Studio provides instant previews as you edit, but does require a rendering step before exporting. Studio does intelligent rendering, only rendering those parts of your movie where you have added effects. For AVI format it also uses smart recompression, again only reprocessing the changed portions of your movie.

Note that Studio 7 is based on the Microsoft Windows DirectShow architecture and DirectX. It only inputs AVI video files, and does not support QuickTime input or export.

Studio 7

Pinnacle's Studio video editor has a good track record as an easy to use tool with some interesting features.

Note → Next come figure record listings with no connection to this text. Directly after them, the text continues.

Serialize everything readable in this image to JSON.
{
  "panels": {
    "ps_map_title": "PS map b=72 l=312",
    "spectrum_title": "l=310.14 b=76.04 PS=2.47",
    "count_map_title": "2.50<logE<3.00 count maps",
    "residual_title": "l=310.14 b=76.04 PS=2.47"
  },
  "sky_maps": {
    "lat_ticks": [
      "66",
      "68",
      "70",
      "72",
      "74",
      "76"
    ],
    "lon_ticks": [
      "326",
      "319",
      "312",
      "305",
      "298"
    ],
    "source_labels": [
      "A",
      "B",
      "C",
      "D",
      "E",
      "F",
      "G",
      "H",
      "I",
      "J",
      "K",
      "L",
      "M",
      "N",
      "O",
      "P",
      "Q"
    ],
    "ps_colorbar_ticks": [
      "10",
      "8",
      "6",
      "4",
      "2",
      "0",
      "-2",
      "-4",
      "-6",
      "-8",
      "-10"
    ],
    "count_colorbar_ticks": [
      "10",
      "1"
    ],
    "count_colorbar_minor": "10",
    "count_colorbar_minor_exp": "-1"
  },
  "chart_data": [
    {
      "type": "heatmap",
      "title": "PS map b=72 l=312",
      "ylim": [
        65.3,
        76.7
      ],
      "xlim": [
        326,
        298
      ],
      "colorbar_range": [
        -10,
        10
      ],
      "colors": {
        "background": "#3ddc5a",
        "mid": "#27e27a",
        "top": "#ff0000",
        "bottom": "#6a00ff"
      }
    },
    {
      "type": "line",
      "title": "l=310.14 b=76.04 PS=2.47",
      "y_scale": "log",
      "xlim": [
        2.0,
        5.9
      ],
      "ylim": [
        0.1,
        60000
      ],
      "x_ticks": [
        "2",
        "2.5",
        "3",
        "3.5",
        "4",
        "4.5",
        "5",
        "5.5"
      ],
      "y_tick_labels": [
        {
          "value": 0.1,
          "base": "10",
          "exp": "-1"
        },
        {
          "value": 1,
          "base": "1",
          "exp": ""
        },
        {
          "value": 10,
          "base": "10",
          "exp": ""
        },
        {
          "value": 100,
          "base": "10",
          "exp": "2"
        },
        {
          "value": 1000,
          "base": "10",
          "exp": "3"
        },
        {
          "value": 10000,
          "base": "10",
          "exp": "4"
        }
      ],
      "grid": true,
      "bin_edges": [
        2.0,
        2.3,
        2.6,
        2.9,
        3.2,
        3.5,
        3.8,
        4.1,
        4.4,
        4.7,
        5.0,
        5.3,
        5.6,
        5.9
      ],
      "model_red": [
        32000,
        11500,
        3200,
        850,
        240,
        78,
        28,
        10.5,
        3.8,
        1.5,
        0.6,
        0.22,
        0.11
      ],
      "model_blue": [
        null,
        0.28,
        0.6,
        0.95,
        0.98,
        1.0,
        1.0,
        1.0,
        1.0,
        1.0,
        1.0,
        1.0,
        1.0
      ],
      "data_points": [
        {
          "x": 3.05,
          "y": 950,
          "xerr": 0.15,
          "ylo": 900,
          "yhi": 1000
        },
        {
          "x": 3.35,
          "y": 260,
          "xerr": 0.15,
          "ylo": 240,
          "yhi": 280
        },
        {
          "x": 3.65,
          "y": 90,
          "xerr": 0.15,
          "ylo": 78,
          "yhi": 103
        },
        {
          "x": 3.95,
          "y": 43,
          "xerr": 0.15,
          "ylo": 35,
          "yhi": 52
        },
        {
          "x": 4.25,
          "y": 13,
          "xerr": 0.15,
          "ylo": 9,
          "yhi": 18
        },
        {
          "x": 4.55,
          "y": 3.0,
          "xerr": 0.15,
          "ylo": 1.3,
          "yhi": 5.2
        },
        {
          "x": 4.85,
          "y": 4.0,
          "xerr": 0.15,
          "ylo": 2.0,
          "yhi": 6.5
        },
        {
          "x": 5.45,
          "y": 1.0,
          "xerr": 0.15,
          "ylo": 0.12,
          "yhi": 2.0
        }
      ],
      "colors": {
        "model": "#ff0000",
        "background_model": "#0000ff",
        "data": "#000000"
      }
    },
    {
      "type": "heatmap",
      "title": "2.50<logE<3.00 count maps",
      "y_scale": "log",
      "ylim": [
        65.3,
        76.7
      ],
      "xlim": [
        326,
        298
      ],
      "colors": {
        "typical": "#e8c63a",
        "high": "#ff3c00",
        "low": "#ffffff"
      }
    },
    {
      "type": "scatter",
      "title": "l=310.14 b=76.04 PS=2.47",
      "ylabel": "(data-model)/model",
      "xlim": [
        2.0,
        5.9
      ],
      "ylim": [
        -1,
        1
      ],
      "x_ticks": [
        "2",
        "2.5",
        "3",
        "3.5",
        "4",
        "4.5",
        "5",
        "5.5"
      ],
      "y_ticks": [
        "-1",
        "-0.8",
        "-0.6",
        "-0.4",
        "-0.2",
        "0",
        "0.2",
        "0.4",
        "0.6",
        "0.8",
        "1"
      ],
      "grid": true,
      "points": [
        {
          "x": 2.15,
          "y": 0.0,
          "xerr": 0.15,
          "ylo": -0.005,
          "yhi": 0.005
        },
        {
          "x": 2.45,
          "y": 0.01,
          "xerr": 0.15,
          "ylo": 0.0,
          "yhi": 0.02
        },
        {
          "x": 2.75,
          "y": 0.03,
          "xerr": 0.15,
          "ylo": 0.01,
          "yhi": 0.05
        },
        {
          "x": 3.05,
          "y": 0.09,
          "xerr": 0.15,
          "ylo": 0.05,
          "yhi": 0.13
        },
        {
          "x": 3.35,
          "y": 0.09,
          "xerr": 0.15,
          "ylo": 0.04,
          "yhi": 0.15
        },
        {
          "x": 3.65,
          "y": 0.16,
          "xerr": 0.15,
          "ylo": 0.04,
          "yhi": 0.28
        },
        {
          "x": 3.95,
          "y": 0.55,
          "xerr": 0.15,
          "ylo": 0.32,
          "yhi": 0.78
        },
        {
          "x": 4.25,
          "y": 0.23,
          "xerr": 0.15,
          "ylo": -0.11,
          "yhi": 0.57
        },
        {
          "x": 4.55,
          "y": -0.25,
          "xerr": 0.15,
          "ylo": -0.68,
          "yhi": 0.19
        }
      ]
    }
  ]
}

Now with version 7, Studio is available separately from the Pinnacle hardware products, and works well with 1394 / Firewire connections to DV camcorders.

Studio 7 adds more sophisticated capabilities, including split edits, variable speed, and more export formats, plus further user interface enhancements to help you keep track of which clip came from where. Studio includes a undo / redo capability, which can even undo actions such as scrolling and changing the time scale.

If you are looking for more than a very basic video editor, but do not need the complexity of a high-end tool, then take a good look at Studio. The DV scene detection and Smart Capture features make it particularly easy to put together short and even medium-length productions quickly and without a whole lot of pain. Studio 7 even includes great documentation, including a complete Help file and an extensive "Guide to Movie Making" book, with 284 pages and lots of screen shots.